There is no shortage of books that explore the history of colonial medicine in Africa. Most of them revolve around a particular colonial empire – usually before the Second World War – or more often yet, they focus on a particular disease. In Le médicament qui devait sauver l’Afrique, however, Guillaume Lachenal gives us something new: a tale of imperial scientific hubris turned deadly colonial folly (bêtise) told through the lens of another story: the story of a drug called Lomidine. Once called a ‘wonder drug’ – believed to prevent against sleeping sickness – Lomidine (or pentamidine) was administered across wide regions in sub-Saharan Africa where the disease was endemic. In a mere matter of years, however, the more sinister effects of the drug were rapidly becoming apparent. In the heyday of its use, numerous people died of complications associated with Lomidine injections. Further tests in the 1960s revealed the drug to be not only ineffective, but hazardous as well.
In this book, Lachenal asks: knowing what we do today about this drug’s ‘dangerous uselessness’, how can we understand the enthusiasm – obsession even – with which colonial doctors pursued the ‘lomidinisation’ campaigns of the 1950s? In what ways was this drug a tool of colonial power, as well as a site of both colonial edification and contestation? And finally, in what ways did imperialism shape the history of modern biomedical science in Europe after the Second World War? Le médicament qui devait sauver l’Afrique argues that in the context of post-war colonial Africa, the imperial compulsion for modernisation – and in the case of sleeping sickness, eradication – triumphed over reason, professional ethics and the protection of the lives of the populations in question. It is a case study of colonial contradiction, failure and folly, all integral aspects of the imperial story that few historians have been willing to take on. Drawing on archives from France, Britain, Belgium, Senegal and Cameroon, Lachenal’s book traces the ‘biography’ of Lomidine throughout the years.
The book begins where the story ends: with a survey of the ‘imperial debris’ left behind by this pharmaceutical scandal. From the ruins of the Rhodia factory, where Lomidine was produced, Lachenal takes us back to the origins of the ‘wonder drug’ in the laboratories of interwar Britain, following the story from experimentation in the Belgian Congo to production in France. In these chapters, Lachenal argues that colonial empires were never peripheral to the development of modern biomedical science, and that colonial medicine was inherently transnational in nature – in ways that few historians have successfully demonstrated.Footnote 1 Chapters three to five explore the implementation of the Lomidine campaigns in sub-Saharan Africa, exploring the colonial obsession with eradication and the first inklings of trouble. Initial ‘incidents’ with the drugs were linked to ‘native weakness’ (faiblesse indigène) or ‘vagosympathetic instability’ on the part of patients. Chapter six contextualises the Lomidine campaign in the broader political landscape of post-war empires, where the consent of the individual had become an indispensable component of the new colonial project. Yet coercion and violence persisted, especially in an era when more and more Africans refused to submit to compulsory vaccination campaigns. ‘Sanitary citizens’, according to colonial health officials, were ones who would protect themselves – and their communities – against the threat of sleeping sickness. The following chapters trace the story of the 1954 ‘accidents’ in Yokadouma and their aftermath. For the first time in the history of Lomidine use these accidents called into question both the safety of the drug as well as broader ‘social, racial, moral, and epistemological hierarchies’ (p. 148). In the final section of the book Lachenal argues that the incidents at Yokadouma should not be taken as anomalies; rather they should be viewed as windows into the inefficiency and incoherence of colonial governance.
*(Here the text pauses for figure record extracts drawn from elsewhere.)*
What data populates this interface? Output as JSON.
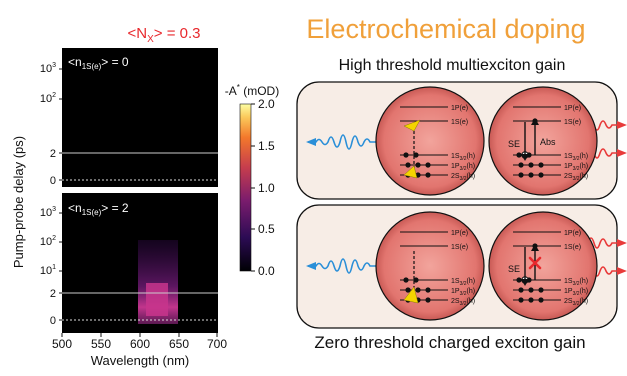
{
  "figure": {
    "nx_label": "<N",
    "nx_sub": "X",
    "nx_value": "> = 0.3",
    "title": "Electrochemical doping",
    "subtitle_top": "High threshold multiexciton gain",
    "subtitle_bottom": "Zero threshold charged exciton gain"
  },
  "panels": {
    "top_label_prefix": "<n",
    "top_label_sub": "1S(e)",
    "top_label_value": "> = 0",
    "bottom_label_prefix": "<n",
    "bottom_label_sub": "1S(e)",
    "bottom_label_value": "> = 2"
  },
  "axes": {
    "ylabel": "Pump-probe delay (ps)",
    "xlabel": "Wavelength (nm)",
    "x_ticks": [
      "500",
      "550",
      "600",
      "650",
      "700"
    ],
    "y_ticks_top": [
      "10",
      "10",
      "2",
      "0"
    ],
    "y_ticks_top_exp": [
      "3",
      "2",
      "",
      ""
    ],
    "y_ticks_bottom": [
      "10",
      "10",
      "10",
      "2",
      "0"
    ],
    "y_ticks_bottom_exp": [
      "3",
      "2",
      "1",
      "",
      ""
    ]
  },
  "colorbar": {
    "label": "-A",
    "label_sup": "*",
    "label_unit": " (mOD)",
    "ticks": [
      "2.0",
      "1.5",
      "1.0",
      "0.5",
      "0.0"
    ]
  },
  "levels": {
    "one_p_e": "1P(e)",
    "one_s_e": "1S(e)",
    "one_s_h": "1S",
    "one_s_h_sub": "3/2",
    "one_s_h_tail": "(h)",
    "one_p_h": "1P",
    "one_p_h_sub": "3/2",
    "one_p_h_tail": "(h)",
    "two_s_h": "2S",
    "two_s_h_sub": "3/2",
    "two_s_h_tail": "(h)",
    "se_label": "SE",
    "abs_label": "Abs"
  },
  "colors": {
    "accent_orange": "#f0a03a",
    "red_label": "#e8282c",
    "dot_fill": "#e4807a",
    "box_fill": "#f7ede6",
    "pump_blue": "#2a8fd8",
    "emit_red": "#e83a3a",
    "arrow_yellow": "#f4d400"
  }
}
Perhaps the greatest asset of the book is the way Lachenal is able to make the most mundane of encounters come alive for his reader: scientific meetings, technical encounters in a laboratory or vaccination tours in rural Cameroon. Second only to Lachenal’s marvellous storytelling ability, another strength of this book is his ability to guide the reader through an intricate web of scientific expertise, industrial production, racial ideologies and lived daily experience that connected seemingly disparate points of the globe: Brazzaville, Liverpool, Gribi, Brussels and Besançon. Linking the history of different colonial empires in a way that few historians have, Lachenal reminds us that no colonial venture played out in a vacuum, and that the colonial histories of different empires intersected in interesting and often unexpected ways. Highly readable, Lachenal’s book should not be missed by historians of science, colonial medicine or internationalism, or by anyone looking to understand the foundations of the current public health crisis in Africa today.